The team recorded the activity of light-sensing neurons in the mice’s visual cortex, a brain region that handles vision. To the researchers’ delight, Tyssowski’s initial findings remained true: Brief light exposure turned on fast-response genes, and longer exposure turned on both fast- and slow-response genes.
Given this consistent outcome, the researchers wondered: Would it be possible to estimate the duration of an earlier exposure simply by looking at a neuron’s gene expression?
The answer, it seemed, was yes. Tyssowski successfully trained a computer to look at gene expression patterns in neurons from the mouse experiment and guess whether they had undergone brief or sustained light exposure.
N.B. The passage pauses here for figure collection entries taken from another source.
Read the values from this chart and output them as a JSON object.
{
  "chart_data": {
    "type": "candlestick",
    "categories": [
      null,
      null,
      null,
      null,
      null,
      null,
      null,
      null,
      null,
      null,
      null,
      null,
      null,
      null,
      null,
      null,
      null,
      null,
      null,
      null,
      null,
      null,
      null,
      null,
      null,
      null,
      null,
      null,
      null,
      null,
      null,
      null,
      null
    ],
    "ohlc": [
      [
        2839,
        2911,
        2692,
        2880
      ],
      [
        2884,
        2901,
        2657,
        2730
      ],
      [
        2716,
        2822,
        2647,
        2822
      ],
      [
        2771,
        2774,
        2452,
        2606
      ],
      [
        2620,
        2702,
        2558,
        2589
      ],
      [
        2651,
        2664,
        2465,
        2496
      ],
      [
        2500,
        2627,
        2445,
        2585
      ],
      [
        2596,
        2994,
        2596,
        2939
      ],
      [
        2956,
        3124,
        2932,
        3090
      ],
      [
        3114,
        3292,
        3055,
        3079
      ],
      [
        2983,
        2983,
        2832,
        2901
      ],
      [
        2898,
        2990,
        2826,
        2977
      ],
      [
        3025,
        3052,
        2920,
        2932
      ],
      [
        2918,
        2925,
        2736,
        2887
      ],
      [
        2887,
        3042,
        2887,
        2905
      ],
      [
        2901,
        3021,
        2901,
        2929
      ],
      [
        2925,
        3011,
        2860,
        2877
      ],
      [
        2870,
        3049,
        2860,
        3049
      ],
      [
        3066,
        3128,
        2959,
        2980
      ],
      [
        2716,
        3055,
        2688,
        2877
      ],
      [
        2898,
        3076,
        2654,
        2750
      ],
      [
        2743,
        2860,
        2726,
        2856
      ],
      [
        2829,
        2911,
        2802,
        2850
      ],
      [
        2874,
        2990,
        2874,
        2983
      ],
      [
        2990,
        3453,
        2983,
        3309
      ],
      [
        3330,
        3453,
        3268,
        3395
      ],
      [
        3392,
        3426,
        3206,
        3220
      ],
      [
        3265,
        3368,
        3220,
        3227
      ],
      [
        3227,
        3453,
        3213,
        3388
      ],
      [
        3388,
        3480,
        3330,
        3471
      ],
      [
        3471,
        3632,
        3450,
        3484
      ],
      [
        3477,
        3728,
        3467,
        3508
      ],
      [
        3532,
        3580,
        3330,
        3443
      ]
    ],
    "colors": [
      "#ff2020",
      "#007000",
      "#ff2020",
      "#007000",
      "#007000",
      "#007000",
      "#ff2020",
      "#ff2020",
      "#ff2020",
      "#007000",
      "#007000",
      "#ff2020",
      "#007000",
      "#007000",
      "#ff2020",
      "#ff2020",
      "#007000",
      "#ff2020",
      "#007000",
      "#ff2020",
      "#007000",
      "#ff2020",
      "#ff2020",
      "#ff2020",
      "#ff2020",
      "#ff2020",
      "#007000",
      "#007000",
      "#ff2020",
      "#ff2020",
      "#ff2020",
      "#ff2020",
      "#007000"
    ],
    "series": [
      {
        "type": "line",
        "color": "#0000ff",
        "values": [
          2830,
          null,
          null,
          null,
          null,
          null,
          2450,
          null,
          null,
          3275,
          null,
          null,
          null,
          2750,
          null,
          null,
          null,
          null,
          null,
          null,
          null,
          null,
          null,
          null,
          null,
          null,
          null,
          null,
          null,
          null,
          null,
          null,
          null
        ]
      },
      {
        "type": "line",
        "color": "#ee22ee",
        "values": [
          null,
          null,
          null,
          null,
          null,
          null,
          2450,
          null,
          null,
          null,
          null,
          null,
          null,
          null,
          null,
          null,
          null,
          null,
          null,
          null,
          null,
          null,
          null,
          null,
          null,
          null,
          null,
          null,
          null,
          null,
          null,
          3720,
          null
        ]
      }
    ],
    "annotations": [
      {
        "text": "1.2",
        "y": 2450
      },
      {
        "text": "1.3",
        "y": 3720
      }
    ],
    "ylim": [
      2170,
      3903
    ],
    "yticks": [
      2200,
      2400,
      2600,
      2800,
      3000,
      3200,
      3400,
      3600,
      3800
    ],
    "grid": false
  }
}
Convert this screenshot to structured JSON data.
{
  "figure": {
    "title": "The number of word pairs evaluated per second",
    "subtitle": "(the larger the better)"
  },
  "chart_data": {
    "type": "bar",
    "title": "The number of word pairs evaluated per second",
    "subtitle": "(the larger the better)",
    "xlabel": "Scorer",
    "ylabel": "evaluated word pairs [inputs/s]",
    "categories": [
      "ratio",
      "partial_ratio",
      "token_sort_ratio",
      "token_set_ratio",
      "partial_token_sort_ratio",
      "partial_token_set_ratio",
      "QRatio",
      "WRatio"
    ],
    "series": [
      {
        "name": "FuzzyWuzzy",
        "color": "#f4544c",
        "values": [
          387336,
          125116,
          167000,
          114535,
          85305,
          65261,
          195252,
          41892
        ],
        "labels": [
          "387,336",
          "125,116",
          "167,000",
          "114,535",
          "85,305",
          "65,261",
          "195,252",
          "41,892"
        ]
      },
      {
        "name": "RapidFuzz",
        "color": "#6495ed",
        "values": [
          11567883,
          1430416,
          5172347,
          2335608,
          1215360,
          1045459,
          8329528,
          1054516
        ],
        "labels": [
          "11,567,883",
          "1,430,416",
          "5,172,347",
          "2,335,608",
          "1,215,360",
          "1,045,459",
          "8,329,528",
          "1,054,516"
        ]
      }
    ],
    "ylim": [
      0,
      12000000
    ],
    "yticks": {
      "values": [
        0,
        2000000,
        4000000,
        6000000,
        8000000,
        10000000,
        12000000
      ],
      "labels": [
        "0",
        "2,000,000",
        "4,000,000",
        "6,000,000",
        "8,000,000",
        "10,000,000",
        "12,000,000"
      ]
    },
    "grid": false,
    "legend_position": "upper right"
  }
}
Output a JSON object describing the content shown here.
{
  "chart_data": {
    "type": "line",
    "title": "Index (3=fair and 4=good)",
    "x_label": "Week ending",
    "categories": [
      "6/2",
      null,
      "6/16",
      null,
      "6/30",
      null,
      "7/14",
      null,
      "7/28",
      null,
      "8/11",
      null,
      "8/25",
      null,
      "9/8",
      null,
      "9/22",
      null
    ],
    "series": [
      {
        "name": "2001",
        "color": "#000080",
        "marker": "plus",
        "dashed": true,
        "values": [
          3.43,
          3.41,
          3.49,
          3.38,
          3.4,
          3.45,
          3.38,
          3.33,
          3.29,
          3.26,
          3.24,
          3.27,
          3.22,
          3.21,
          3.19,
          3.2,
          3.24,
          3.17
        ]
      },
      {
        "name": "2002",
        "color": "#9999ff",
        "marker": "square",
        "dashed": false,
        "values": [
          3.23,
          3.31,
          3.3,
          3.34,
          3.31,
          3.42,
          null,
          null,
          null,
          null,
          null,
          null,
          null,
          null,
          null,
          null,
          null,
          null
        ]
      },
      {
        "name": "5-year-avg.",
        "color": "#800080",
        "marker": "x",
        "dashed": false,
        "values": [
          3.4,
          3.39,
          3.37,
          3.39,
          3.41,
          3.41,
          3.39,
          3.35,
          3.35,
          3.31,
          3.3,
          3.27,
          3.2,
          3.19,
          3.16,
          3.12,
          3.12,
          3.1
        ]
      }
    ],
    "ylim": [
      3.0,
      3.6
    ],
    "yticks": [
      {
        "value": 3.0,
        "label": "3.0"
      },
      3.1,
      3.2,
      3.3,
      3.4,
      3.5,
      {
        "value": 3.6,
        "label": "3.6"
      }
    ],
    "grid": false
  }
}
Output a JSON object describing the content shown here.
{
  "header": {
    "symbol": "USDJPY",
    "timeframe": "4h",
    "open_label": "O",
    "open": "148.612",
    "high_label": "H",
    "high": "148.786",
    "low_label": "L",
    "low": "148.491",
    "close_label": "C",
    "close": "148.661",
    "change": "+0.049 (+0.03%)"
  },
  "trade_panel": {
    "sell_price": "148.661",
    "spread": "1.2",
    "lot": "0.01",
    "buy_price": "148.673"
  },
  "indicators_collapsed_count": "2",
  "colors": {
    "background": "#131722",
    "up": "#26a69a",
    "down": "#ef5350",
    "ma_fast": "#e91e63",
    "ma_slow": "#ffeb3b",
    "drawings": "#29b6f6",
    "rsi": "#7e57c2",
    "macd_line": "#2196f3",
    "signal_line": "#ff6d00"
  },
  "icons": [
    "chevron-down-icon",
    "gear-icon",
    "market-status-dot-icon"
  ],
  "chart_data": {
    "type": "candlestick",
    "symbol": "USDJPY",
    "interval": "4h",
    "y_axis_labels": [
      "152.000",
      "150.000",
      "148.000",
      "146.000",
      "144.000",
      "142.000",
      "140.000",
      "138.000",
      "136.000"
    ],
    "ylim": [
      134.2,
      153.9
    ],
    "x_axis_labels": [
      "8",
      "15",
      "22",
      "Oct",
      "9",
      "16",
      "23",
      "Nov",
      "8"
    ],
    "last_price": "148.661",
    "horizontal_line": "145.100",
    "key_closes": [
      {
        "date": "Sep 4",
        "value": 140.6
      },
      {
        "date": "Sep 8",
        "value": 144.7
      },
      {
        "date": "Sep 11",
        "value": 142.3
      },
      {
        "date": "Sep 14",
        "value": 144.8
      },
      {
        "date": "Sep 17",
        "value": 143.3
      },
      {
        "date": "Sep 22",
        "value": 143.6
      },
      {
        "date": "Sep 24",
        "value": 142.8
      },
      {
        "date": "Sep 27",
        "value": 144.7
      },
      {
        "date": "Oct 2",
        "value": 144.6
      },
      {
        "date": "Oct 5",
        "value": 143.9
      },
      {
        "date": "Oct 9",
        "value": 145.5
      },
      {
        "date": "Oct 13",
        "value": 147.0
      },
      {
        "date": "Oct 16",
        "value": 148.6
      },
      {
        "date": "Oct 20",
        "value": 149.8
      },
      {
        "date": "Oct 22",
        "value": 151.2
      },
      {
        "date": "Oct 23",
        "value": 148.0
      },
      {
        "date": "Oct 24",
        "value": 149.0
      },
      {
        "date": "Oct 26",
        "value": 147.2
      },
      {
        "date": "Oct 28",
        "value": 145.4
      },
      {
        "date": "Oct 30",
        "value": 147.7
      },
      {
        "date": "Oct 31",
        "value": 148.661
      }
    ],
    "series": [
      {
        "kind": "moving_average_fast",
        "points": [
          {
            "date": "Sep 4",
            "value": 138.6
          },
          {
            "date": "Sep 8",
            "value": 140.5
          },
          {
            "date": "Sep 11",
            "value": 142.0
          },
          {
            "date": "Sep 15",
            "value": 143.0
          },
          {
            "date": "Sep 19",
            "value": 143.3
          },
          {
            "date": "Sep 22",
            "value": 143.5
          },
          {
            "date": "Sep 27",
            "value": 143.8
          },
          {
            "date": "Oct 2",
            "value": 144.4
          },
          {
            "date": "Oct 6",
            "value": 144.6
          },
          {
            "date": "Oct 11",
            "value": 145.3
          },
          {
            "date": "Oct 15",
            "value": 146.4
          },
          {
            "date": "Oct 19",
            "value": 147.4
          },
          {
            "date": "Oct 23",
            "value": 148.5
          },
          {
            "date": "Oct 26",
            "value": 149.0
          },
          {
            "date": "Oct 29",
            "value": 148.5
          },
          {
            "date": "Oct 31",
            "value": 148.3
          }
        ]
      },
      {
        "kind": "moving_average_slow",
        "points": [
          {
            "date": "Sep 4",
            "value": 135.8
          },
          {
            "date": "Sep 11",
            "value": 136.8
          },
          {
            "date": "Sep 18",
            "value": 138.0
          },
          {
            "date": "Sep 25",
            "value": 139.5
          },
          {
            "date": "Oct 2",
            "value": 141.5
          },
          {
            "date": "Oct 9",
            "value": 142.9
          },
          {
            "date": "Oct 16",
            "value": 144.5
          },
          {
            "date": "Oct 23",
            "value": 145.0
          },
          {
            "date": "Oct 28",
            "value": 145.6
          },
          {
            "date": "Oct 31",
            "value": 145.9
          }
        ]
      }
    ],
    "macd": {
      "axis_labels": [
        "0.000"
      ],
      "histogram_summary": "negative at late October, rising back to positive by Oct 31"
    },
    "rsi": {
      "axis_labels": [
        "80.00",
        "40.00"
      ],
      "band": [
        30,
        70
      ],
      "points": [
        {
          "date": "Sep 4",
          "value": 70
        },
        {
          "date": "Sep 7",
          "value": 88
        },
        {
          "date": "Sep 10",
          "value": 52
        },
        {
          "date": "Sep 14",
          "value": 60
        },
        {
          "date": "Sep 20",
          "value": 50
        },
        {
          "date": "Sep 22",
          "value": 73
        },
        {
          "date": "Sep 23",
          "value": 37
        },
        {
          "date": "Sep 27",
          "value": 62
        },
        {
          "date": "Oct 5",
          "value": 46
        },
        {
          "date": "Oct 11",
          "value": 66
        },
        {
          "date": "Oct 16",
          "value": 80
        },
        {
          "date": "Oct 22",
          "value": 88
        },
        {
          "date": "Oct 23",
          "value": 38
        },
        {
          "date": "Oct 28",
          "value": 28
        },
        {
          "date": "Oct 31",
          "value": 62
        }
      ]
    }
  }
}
Two-thirds of the puzzle still remain. Now that they’ve figured out the relationship between the duration of neuronal activity and changes in gene expression, researchers can explore the dynamics of two other major types of neuronal activity variation: frequency of firing and “burstiness,” periods of rapid firing with long gaps in between.
Thinking, fast and slow
The group’s findings could improve understanding of the connection between what Gray calls the “fast computers” and “slow computers” inside neurons that convert sensory experiences into thoughts and actions.
“The fast computer, which performs electrical and chemical computations in milliseconds, acts in the moment to elicit rapid actions that determine whether we get eaten or not,” said Gray.
The slower computer uses the genome to perform computations over hours or days.
“It helps store memories that make it easier to avoid getting eaten the next time we encounter the same predator,” said Gray.
Decoding the relationship between these computers could help solve the puzzle of how the slow computer completes two of its major tasks: storing information following new experiences and reining in neuronal overactivity.
“One of my hopes is that our study sparks more interest in the connection between fast and slow, which we call the coupling map,” he said. “We hope our fellow neuroscientists will think about this map more, because we think it’s important for understanding how the brain operates.”
This research was supported by the NIH (grants R01 MH101528-01, R01 MH116223-01, R01 DK109930, Z01 ES100221, R00 MH096941 and New Innovator Award DP2 DK105570), the Canadian Institute of Health Research, the Giovanni Armenise-Harvard Foundation, the National Science Foundation Graduate Research Fellowship Program, a McKnight Scholar Award, a Harvard Brain Science Initiative Bipolar Disorder Seed Grant, the Kaneb family and Kent and Liz Dauten.